The final installment of Cusk's award-winning auto-fictional Outline Trilogy, which sees her observant writer protagonist Faye travel to a European literary festival, where she has a series of conversations with strangers and family.
In unhappier compositions her metaphors pile up and sit at angles like jigsaw pieces, but in the Outline trilogy they are masterfully in hand. There is urgency, a wish to avoid unnecessary detours, for we have someplace to be ... Her prose is not musical, exactly. It is what I would call ritualistic. The monologues in the Outline trilogy are controlled trances, like Stevie Nicks at the end of 'Rhiannon’: you enter the speed and the artifice and the belief of it with her. They seem to have been written compulsively; they certainly read compulsively. There is a relentlessness to them, an onslaught that is like the onslaught of life. Occasionally you find yourself wishing for someone to get up and go to the bathroom, but most of the time you are transported ... Writing about writers is supposed to be boring, but this, for my money, is the most fascinating thing Cusk has done. Also, a fake Knausgaard shows up halfway through, and it rules ... The three novels blend together, and not to their detriment. Their of-a-wholeness is why they are so often referred to as ‘a project’. And the pleasure of this project is a rare one: it is the pleasure of a person figuring out exactly what she ought to be doing ... What do we make of a writer who does not much care to be seen as moral, but who still writes in the voice of the law? She is judge and jury, we have fallen jarringly into a universe of her making, a friendly concession once in a while would help, but no. She never softens her judgments for our sake.
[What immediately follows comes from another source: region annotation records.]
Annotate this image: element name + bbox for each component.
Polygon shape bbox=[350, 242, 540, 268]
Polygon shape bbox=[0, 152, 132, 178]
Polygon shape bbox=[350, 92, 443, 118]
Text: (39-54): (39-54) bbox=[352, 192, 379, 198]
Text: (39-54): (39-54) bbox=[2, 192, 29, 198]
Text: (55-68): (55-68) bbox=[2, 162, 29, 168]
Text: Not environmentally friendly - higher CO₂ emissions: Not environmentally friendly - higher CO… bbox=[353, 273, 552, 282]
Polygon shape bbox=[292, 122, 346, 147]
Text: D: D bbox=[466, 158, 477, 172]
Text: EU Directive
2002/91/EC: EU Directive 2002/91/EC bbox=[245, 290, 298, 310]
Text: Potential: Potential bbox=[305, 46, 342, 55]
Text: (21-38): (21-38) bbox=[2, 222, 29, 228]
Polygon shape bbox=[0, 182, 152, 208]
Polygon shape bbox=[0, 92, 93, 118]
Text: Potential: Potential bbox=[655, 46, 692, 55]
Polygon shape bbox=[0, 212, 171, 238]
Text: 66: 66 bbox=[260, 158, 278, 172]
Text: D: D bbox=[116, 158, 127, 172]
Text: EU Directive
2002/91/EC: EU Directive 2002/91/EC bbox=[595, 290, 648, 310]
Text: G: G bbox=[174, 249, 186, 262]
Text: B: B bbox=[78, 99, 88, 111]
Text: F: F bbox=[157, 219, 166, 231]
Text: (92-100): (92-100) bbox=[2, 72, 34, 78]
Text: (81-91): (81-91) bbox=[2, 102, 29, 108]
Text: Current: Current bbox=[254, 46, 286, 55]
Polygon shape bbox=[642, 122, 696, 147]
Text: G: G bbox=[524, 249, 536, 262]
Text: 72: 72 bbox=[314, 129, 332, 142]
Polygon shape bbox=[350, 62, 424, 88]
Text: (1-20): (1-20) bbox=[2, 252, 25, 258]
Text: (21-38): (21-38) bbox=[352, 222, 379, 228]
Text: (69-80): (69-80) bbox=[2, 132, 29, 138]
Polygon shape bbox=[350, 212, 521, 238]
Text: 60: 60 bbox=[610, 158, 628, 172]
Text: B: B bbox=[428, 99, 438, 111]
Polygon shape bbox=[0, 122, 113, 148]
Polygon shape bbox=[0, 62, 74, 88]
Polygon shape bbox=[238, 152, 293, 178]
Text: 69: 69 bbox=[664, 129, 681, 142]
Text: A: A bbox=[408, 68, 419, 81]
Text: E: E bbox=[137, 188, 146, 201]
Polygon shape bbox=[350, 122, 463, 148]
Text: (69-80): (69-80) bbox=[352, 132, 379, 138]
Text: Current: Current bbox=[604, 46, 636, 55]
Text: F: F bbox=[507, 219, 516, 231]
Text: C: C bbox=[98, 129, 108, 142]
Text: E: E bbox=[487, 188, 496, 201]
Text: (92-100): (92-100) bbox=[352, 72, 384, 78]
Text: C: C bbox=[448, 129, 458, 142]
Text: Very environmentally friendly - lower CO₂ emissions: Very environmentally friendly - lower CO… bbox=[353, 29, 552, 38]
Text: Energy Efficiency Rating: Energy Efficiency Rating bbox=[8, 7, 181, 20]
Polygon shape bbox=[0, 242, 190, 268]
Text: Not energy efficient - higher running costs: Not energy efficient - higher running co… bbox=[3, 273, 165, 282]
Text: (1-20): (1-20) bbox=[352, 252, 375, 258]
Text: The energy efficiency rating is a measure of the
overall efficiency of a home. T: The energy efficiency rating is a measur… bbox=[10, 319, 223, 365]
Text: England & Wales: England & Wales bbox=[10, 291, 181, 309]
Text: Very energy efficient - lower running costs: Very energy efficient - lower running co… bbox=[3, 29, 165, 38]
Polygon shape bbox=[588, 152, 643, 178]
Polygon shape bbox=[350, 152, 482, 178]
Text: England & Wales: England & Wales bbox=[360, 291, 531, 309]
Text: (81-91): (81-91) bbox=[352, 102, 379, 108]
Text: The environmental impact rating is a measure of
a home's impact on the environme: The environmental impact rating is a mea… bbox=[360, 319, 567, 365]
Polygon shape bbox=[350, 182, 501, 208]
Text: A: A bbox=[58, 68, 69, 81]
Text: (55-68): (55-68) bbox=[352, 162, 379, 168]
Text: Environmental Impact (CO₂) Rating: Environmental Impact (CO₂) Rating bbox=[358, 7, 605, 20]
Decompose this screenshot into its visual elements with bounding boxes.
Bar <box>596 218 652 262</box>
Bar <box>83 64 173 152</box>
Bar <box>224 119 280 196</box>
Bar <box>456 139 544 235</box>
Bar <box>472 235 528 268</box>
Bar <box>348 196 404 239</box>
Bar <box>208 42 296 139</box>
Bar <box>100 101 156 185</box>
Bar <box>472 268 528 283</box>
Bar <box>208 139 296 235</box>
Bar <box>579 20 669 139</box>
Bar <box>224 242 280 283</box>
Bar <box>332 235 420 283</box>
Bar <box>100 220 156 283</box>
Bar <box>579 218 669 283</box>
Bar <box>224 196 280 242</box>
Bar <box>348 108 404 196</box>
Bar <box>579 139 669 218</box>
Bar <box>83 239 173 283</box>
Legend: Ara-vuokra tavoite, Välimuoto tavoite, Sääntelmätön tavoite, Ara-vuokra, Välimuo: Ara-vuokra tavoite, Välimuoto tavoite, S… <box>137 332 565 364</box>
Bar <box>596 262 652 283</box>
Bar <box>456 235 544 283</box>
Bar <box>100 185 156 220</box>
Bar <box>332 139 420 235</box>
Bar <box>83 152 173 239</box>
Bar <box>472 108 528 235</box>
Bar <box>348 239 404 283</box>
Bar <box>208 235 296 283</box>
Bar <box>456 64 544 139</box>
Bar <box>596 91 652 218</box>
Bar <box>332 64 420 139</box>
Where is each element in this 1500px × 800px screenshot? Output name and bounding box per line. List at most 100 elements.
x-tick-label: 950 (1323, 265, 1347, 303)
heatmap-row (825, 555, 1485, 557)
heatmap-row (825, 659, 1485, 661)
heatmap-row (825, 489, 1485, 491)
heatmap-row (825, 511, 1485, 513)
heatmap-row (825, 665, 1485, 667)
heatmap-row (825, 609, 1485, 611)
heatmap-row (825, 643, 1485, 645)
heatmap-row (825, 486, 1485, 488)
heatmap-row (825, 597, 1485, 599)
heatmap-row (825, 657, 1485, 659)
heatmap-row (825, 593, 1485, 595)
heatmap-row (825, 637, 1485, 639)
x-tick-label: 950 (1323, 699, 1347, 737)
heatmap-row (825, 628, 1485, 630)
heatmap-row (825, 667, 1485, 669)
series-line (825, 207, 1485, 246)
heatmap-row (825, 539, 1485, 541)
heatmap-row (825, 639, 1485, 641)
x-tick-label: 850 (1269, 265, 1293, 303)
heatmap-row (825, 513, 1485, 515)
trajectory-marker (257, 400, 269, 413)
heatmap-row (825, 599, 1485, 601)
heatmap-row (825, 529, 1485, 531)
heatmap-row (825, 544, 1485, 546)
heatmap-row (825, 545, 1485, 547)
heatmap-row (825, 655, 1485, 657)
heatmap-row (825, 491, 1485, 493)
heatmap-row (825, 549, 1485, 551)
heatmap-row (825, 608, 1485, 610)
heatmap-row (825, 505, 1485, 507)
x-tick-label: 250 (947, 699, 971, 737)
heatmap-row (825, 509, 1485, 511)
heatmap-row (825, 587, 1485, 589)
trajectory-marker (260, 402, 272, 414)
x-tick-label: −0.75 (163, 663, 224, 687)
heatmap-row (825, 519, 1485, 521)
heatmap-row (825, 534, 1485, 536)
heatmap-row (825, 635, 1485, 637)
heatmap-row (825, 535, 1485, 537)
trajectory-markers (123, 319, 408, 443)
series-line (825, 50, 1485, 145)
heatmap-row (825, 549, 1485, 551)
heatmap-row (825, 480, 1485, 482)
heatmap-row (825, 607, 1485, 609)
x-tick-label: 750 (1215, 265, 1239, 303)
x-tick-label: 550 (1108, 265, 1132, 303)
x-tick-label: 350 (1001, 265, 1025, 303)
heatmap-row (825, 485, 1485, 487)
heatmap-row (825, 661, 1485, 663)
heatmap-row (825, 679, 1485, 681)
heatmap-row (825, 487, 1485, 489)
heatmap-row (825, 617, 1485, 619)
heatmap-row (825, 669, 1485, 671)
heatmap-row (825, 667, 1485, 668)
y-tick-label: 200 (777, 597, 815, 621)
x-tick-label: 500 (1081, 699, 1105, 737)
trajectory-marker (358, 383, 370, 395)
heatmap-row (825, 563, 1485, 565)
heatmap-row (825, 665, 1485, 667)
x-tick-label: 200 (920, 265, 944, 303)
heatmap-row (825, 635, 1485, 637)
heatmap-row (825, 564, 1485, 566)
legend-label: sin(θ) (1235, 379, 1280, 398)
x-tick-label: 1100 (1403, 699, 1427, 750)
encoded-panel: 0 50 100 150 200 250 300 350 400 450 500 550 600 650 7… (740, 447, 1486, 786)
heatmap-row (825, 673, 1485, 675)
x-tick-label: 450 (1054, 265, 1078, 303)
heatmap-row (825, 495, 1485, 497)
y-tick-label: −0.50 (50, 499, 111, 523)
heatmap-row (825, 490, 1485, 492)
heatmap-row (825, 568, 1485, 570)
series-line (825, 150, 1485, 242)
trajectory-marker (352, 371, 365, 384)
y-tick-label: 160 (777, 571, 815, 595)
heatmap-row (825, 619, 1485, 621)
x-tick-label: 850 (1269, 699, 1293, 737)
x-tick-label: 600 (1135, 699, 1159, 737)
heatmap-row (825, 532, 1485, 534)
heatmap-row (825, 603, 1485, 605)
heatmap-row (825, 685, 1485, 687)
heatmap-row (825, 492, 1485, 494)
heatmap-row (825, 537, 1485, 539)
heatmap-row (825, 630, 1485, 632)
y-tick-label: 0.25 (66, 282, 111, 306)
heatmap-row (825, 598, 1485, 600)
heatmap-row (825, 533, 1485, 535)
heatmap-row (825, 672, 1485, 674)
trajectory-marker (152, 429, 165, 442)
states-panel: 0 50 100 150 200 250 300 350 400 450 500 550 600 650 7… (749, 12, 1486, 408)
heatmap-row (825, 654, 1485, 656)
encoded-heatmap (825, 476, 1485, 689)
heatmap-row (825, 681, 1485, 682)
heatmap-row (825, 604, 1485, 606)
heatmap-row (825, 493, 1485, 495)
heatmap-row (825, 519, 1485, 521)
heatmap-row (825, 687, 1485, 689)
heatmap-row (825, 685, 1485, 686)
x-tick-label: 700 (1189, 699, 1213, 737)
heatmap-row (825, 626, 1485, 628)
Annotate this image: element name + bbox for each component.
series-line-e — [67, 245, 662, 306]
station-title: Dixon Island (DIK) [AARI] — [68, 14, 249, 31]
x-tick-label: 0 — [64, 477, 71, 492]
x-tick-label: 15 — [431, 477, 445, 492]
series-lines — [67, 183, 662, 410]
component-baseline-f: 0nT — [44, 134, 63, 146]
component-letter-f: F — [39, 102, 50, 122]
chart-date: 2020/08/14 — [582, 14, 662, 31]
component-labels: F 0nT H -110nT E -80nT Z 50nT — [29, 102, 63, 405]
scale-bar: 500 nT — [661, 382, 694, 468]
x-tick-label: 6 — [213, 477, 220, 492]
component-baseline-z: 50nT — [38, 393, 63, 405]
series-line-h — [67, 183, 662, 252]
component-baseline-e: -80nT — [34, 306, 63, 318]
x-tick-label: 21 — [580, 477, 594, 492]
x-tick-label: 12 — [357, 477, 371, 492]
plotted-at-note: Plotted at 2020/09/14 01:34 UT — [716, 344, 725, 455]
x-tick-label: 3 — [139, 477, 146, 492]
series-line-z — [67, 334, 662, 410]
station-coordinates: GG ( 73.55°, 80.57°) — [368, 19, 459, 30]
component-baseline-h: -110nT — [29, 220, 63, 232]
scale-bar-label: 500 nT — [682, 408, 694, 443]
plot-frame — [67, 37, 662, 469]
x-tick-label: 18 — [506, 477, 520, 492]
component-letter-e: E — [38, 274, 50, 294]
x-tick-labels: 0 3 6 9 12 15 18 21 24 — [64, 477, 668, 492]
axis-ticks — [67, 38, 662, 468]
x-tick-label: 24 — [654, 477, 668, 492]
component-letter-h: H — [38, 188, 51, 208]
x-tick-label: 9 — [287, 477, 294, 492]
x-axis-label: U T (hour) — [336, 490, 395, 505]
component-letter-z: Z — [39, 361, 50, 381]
As in a negative-space drawing, the trilogy’s narrator—a writer named Faye (otherworldly as in fey; defiant as in fie)—is a silhouette, rapt and wrapped, her form determined by the purposeful chat of others, which hovers, adheres, and sculpts. She is the prompt and master of ceremonies for other narrators ... That Cusk has constructed her novels in this radical manner seems both perverse and inventive and has caught the attention of many other writers. Despite comparisons, her work is not the autofiction of Karl Ove Knausgaard and Sheila Heti, whose own voices and personalities cram their pages; nor is it the meditative flâneurie of W.G. Sebald or Teju Cole; it is something more peculiar and thrilling and Cusk’s own ... The concentrated, flinty nature of Cusk’s mind (a fellow admirer and I often refer to her, in pseudo-jazz-intimacy, simply as 'Rachel,' though we have never met her and haven’t the flimsiest intention of trying to do so) ensures that authorial intelligence is burned into the syntax of every line ... What runs through her trilogy is a coolly abstracted consciousness organizing all the stories ... It is like reading the best kind of philosophy—steely, searching, brisk.
With the Faye triad, Cusk has created if not an obliterated narrator then the entrancing illusion of one. Yet Kudos bristles with pitiless—one might say 'negative'—description that invites the question of whether cruelty and honesty are the same thing ... Cusk, who with her Faye novels has achieved something both radical and beautiful, is pursuing the impossible. As she knows, there is no such thing as a fully negative novel: one that is entirely passive, impartial, and devoid of authorial imagination. Far from abrogating her powers as narrator, Faye takes possession of other people’s stories ... Cusk has not written a negative novel so much as she has written a novel about her failure to write a negative novel. In the end, though, one suspects that Cusk’s desire for creative authority is too understandably fierce for her to ever really sign on to negative literature, even if she could. Which makes Kudos—the title translates to 'honor, glory, status'—a book about failure that is not, in itself, a failure. In fact, it is a breathtaking success.